Na de complimenten aan de regering over haar optreden kort na de ramp, waarbij op 17 juli in totaal 298 mensen omkwamen, is er nu meer en meer kritiek. Niet alleen van nabestaanden, maar ook vanuit de oppositie in het parlement.

Onlangs lag de inmiddels naar de Europese Commissie vertrokken minister van Buitenlandse Zaken Frans Timmermans onder vuur. In het tv-programma Pauw had hij zich laten verleiden te zeggen dat er een zuurstofmasker was aangetroffen bij een van de slachtoffers. Werd Timmermans na zijn toespraak voor de VN-Veiligheidsraad nog geprezen om zijn inlevingsvermogen in wat de slachtoffers mogelijk in de laatste momenten hebben moeten doorstaan, nu werd hij bekritiseerd. Nabestaanden waren kwaad en vonden dat Timmermans informatie had achtergehouden. De minister bood zijn excuses aan.

Wat het zuurstofmasker zei over de ramp en over de tijd die de nabestaanden mogelijk nog hebben geleefd, daarover verschilden de experts overigens van mening. Dat was dan ook de reden waarom Timmermans zijn mond had moeten houden.
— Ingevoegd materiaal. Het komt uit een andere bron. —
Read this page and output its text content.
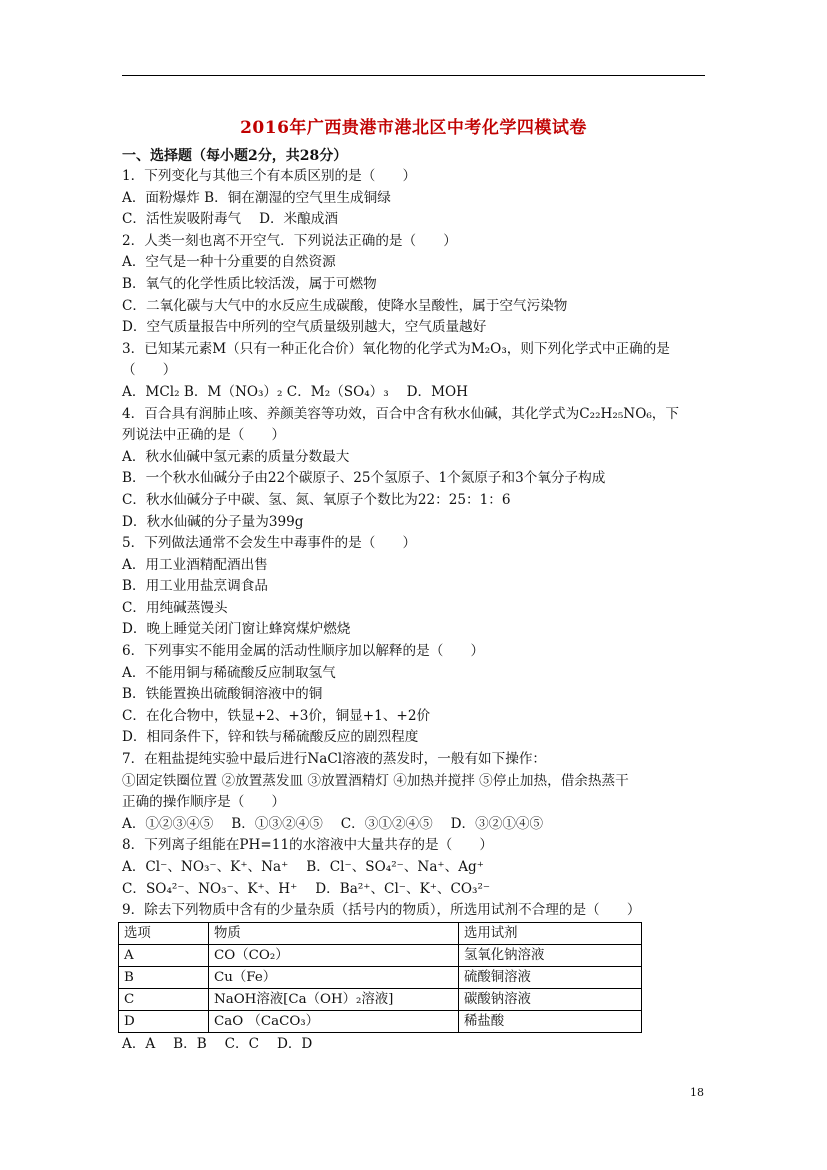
2016年广西贵港市港北区中考化学四模试卷
一、选择题（每小题2分，共28分）
1．下列变化与其他三个有本质区别的是（　　）
A．面粉爆炸 B．铜在潮湿的空气里生成铜绿
C．活性炭吸附毒气　 D．米酿成酒
2．人类一刻也离不开空气．下列说法正确的是（　　）
A．空气是一种十分重要的自然资源
B．氧气的化学性质比较活泼，属于可燃物
C．二氧化碳与大气中的水反应生成碳酸，使降水呈酸性，属于空气污染物
D．空气质量报告中所列的空气质量级别越大，空气质量越好
3．已知某元素M（只有一种正化合价）氧化物的化学式为M₂O₃，则下列化学式中正确的是
（　　）
A．MCl₂ B．M（NO₃）₂ C．M₂（SO₄）₃　 D．MOH
4．百合具有润肺止咳、养颜美容等功效，百合中含有秋水仙碱，其化学式为C₂₂H₂₅NO₆，下
列说法中正确的是（　　）
A．秋水仙碱中氢元素的质量分数最大
B．一个秋水仙碱分子由22个碳原子、25个氢原子、1个氮原子和3个氧分子构成
C．秋水仙碱分子中碳、氢、氮、氧原子个数比为22：25：1：6
D．秋水仙碱的分子量为399g
5．下列做法通常不会发生中毒事件的是（　　）
A．用工业酒精配酒出售
B．用工业用盐烹调食品
C．用纯碱蒸馒头
D．晚上睡觉关闭门窗让蜂窝煤炉燃烧
6．下列事实不能用金属的活动性顺序加以解释的是（　　）
A．不能用铜与稀硫酸反应制取氢气
B．铁能置换出硫酸铜溶液中的铜
C．在化合物中，铁显+2、+3价，铜显+1、+2价
D．相同条件下，锌和铁与稀硫酸反应的剧烈程度
7．在粗盐提纯实验中最后进行NaCl溶液的蒸发时，一般有如下操作：
①固定铁圈位置 ②放置蒸发皿 ③放置酒精灯 ④加热并搅拌 ⑤停止加热，借余热蒸干
正确的操作顺序是（　　）
A．①②③④⑤　 B．①③②④⑤　 C．③①②④⑤　 D．③②①④⑤
8．下列离子组能在PH=11的水溶液中大量共存的是（　　）
A．Cl⁻、NO₃⁻、K⁺、Na⁺　 B．Cl⁻、SO₄²⁻、Na⁺、Ag⁺
C．SO₄²⁻、NO₃⁻、K⁺、H⁺　 D．Ba²⁺、Cl⁻、K⁺、CO₃²⁻
9．除去下列物质中含有的少量杂质（括号内的物质），所选用试剂不合理的是（　　）
选项	物质	选用试剂
A	CO（CO₂）	氢氧化钠溶液
B	Cu（Fe）	硫酸铜溶液
C	NaOH溶液[Ca（OH）₂溶液]	碳酸钠溶液
D	CaO （CaCO₃）	稀盐酸
A．A　 B．B　 C．C　 D．D
18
Zonder duiding leidde het alleen maar tot speculaties en daarmee tot onnodig extra verdriet.

Maar de kritiek begon al voor dit Timmermans-incident, onder meer toen op 9 september de Onderzoeksraad voor Veiligheid, die op verzoek van Oekraïne het onderzoek naar de oorzaak van het ongeluk leidt, met een voorlopig rapport kwam. De raad zou te voorzichtig zijn. Waarom schreef de raad omstandig dat ‘de schade aan de voorste rompsectie en het cockpitgedeelte van het vliegtuig erop lijkt te wijzen dat het vliegtuig van buitenaf is getroffen door een groot aantal voorwerpen met hoge energie’. Waarom concludeerde hij niet gewoon dat het om een raket ging?

De kritiek laaide afgelopen weekend weer op toen het Duitse blad Der Spiegel meldde dat Duitse parlementariërs de informatie hebben gekregen dat volgens de Duitse inlichtingendienst bnd het vliegtuig door pro-Russische rebellen is neergeschoten. De BND concludeert dat op basis van satellietbeelden. De Nederlandse oppositiepartijen CDA en D66 vroegen onmiddellijk om een hoorzitting. Ook zij willen nu al weten welke beelden er zijn en hoe die beoordeeld moeten worden.

Deze oppositiepartijen en de critici van het voorlopige onderzoeksrapport weten echter goed dat juist omdat Nederland is ingegaan op het verzoek van Oekraïne om het officiële onderzoek naar de ramp te leiden het een beperkte speelruimte heeft. Zo kan het Nederlandse kabinet nu geen uitlatingen doen over wie er verantwoordelijk is voor de ramp. Daarmee zou het vooruitlopen op het eindrapport van de Onderzoeksraad. Eén Nederlandse vinger die voor die tijd direct of indirect naar Rusland – of Oekraïne – wijst en het eindrapport zal als bevooroordeeld worden weggezet.

De vrijheid van Duitsland om de eigen parlementariërs van de kennis van inlichtingendiensten op de hoogte te brengen en al in de richting van een schuldige partij te wijzen, heeft Nederland als onderzoeksland niet. Een hoorzitting waar CDA en D66 om vragen, kan daarom niet. Ook niet achter gesloten deuren, vanwege het gevaar voor lekken. Erom vragen is politiek opportunisme.

Mag er dan geen kritiek zijn op de regering? Zeker wel. Zeker als het eindrapport er ligt. Misschien moet die kritiek dan wel zijn dat een minder betrokken derde land een dergelijk onderzoek moet leiden.